I am trying to get a new column ("Resilience" ) to my dataframe (df) with the values from calculating : (Diversity in Flood - Diversity in Control )/ Diversity in Control , for each different Plot.
This is my dataframe
df<- data.frame(
Plot = c("A", "A", "A", "B", "B", "B", "C", "C", "C"),
Rain =c("Control", "Flood", "Dry","Control", "Flood", "Dry","Control", "Flood", "Dry"),
Diversity = sample (1:10, 9)
)
I have tried to use dplyr package , with arrange, group_by and mutate and the ifelse functions, but I am stuck. I don´t know how to include the condition to substract the Diversity of the control treatment to the diversity of the flood treatment and then divide all by the diversity of the control again.
df %>%
arrange(Plot, Rain)%>%
group_by(Plot)%>%
mutate(Resilience=NA,
Resilience = ifelse(Rain =="Flood", Diversity???, NA))
Maybe dplyr is not the way to do it? Any help would be very appreciated
You may use match
to get corresponding Diversity
value for "Control"
for each Plot
.
library(dplyr)
df %>%
mutate(dc = Diversity[match("Control", Rain)],
Resilience = ifelse(Rain =="Flood",(Diversity - dc)/dc, NA), .by= Plot)

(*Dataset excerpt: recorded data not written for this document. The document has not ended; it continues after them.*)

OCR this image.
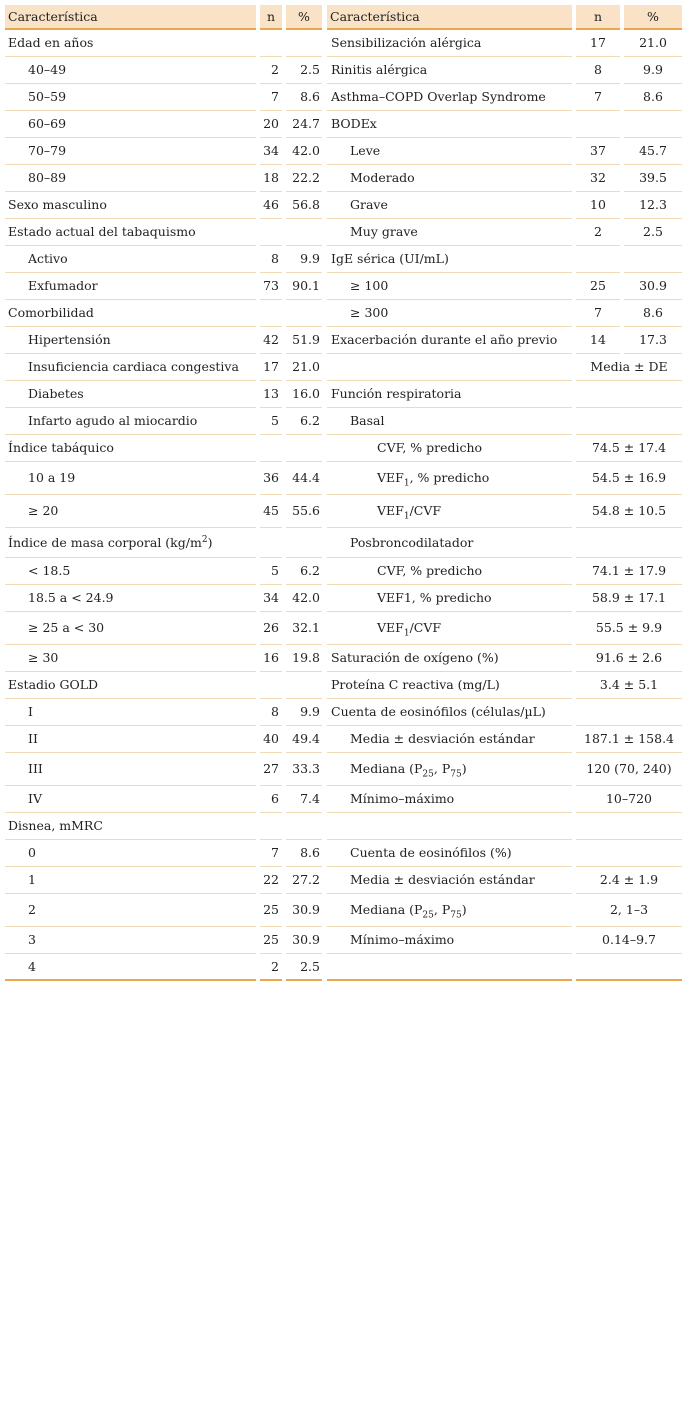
Característica		n		%		Característica		n		%
Edad en años						Sensibilización alérgica		17		21.0
40–49		2		2.5		Rinitis alérgica		8		9.9
50–59		7		8.6		Asthma–COPD Overlap Syndrome		7		8.6
60–69		20		24.7		BODEx				
70–79		34		42.0		Leve		37		45.7
80–89		18		22.2		Moderado		32		39.5
Sexo masculino		46		56.8		Grave		10		12.3
Estado actual del tabaquismo						Muy grave		2		2.5
Activo		8		9.9		IgE sérica (UI/mL)				
Exfumador		73		90.1		≥ 100		25		30.9
Comorbilidad						≥ 300		7		8.6
Hipertensión		42		51.9		Exacerbación durante el año previo		14		17.3
Insuficiencia cardiaca congestiva		17		21.0				Media ± DE		
Diabetes		13		16.0		Función respiratoria				
Infarto agudo al miocardio		5		6.2		Basal				
Índice tabáquico						CVF, % predicho		74.5 ± 17.4		
10 a 19		36		44.4		$VEF_1$, % predicho		54.5 ± 16.9		
≥ 20		45		55.6		$VEF_1$/CVF		54.8 ± 10.5		
Índice de masa corporal $(kg/m^2)$						Posbroncodilatador				
< 18.5		5		6.2		CVF, % predicho		74.1 ± 17.9		
18.5 a < 24.9		34		42.0		VEF1, % predicho		58.9 ± 17.1		
≥ 25 a < 30		26		32.1		$VEF_1$/CVF		55.5 ± 9.9		
≥ 30		16		19.8		Saturación de oxígeno (%)		91.6 ± 2.6		
Estadio GOLD						Proteína C reactiva (mg/L)		3.4 ± 5.1		
I		8		9.9		Cuenta de eosinófilos (células/µL)				
II		40		49.4		Media ± desviación estándar		187.1 ± 158.4		
III		27		33.3		Mediana ($P_{25}$, $P_{75}$)		120 (70, 240)		
IV		6		7.4		Mínimo–máximo		10–720		
Disnea, mMRC										
0		7		8.6		Cuenta de eosinófilos (%)				
1		22		27.2		Media ± desviación estándar		2.4 ± 1.9		
2		25		30.9		Mediana ($P_{25}$, $P_{75}$)		2, 1–3		
3		25		30.9		Mínimo–máximo		0.14–9.7		
4		2		2.5						
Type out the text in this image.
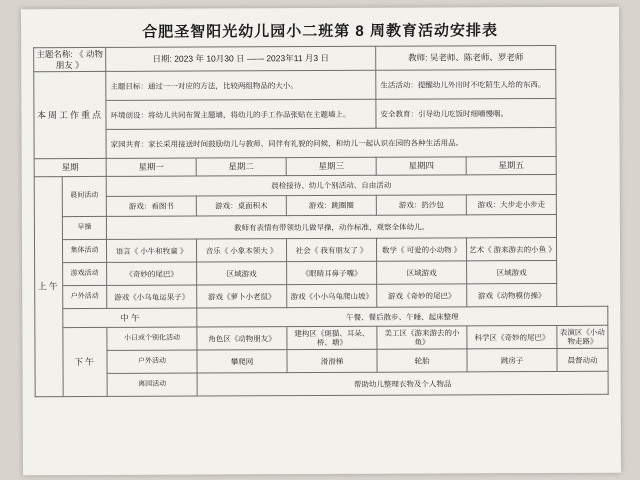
合肥圣智阳光幼儿园小二班第 8 周教育活动安排表
主题名称: 《 动物朋友 》		日期: 2023 年 10月30 日 —— 2023年11 月3 日			教师: 吴老师、陈老师、罗老师		
本周工作重点		主题目标：通过一一对应的方法，比较两组物品的大小。			生活活动：提醒幼儿外出时不吃陌生人给的东西。		
		环境创设：将幼儿共同布置主题墙，将幼儿的手工作品张贴在主题墙上。			安全教育：引导幼儿吃饭时细嚼慢咽。		
		家园共育：家长采用接送时间鼓励幼儿与教师、同伴有礼貌的问候，和幼儿一起认识在园的各种生活用品。					
星期		星期一	星期二	星期三	星期四	星期五	
上午	晨间活动	晨检接待、幼儿个别活动、自由活动					
		游戏：看图书	游戏：桌面积木	游戏：跳圈圈	游戏：扔沙包	游戏：大步走小步走	
	早操	教师有表情有带领幼儿做早操，动作标准，观察全体幼儿。					
	集体活动	语言《 小牛和牧童 》	音乐《 小象本领大 》	社会《 我有朋友了 》	数学《 可爱的小动物 》	艺术《 游来游去的小鱼 》	
	游戏活动	《奇妙的尾巴》	区域游戏	《眼睛耳鼻子嘴》	区域游戏	区域游戏	
	户外活动	游戏《小乌龟运果子》	游戏《萝卜小老鼠》	游戏《小小乌龟爬山坡》	游戏《奇妙的尾巴》	游戏《动物模仿操》	
	中 午		午餐、餐后散步、午睡、起床整理				
	下午	小日或个别化活动	角色区《动物朋友》	建构区《斑猫、耳朵、桥、塘》	美工区《游来游去的小鱼》	科学区《奇妙的尾巴》	表演区《小动物走路》
		户外活动	攀爬网	滑滑梯	轮胎	跳房子	晨督动动
		离园活动	帮助幼儿整理衣物及个人物品				
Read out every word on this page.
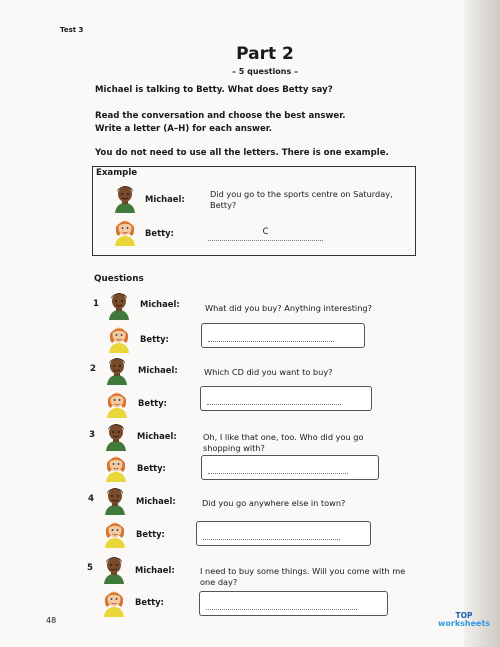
Test 3
Part 2
– 5 questions –
Michael is talking to Betty. What does Betty say?
Read the conversation and choose the best answer.
Write a letter (A–H) for each answer.
You do not need to use all the letters. There is one example.
Example
Michael:	Did you go to the sports centre on Saturday, Betty?
Betty:	C
Questions
1	Michael:	What did you buy? Anything interesting?
Betty:
2	Michael:	Which CD did you want to buy?
Betty:
3	Michael:	Oh, I like that one, too. Who did you go shopping with?
Betty:
4	Michael:	Did you go anywhere else in town?
Betty:
5	Michael:	I need to buy some things. Will you come with me one day?
Betty:
48
TOP
worksheets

# Plot Rain Diversity dc Resilience
#1 A Control 6 6 NA
#2 A Flood 4 6 -0.3333333
#3 A Dry 8 6 NA
#4 B Control 7 7 NA
#5 B Flood 5 7 -0.2857143
#6 B Dry 1 7 NA
#7 C Control 9 9 NA
#8 C Flood 3 9 -0.6666667
#9 C Dry 2 9 NA
Note that the .by
Syntax is available in dplyr
1.1.0 and above. Also I have created a temporary dc
column so that we can reuse it twice without calculating it twice. You may remove the column if you don't need.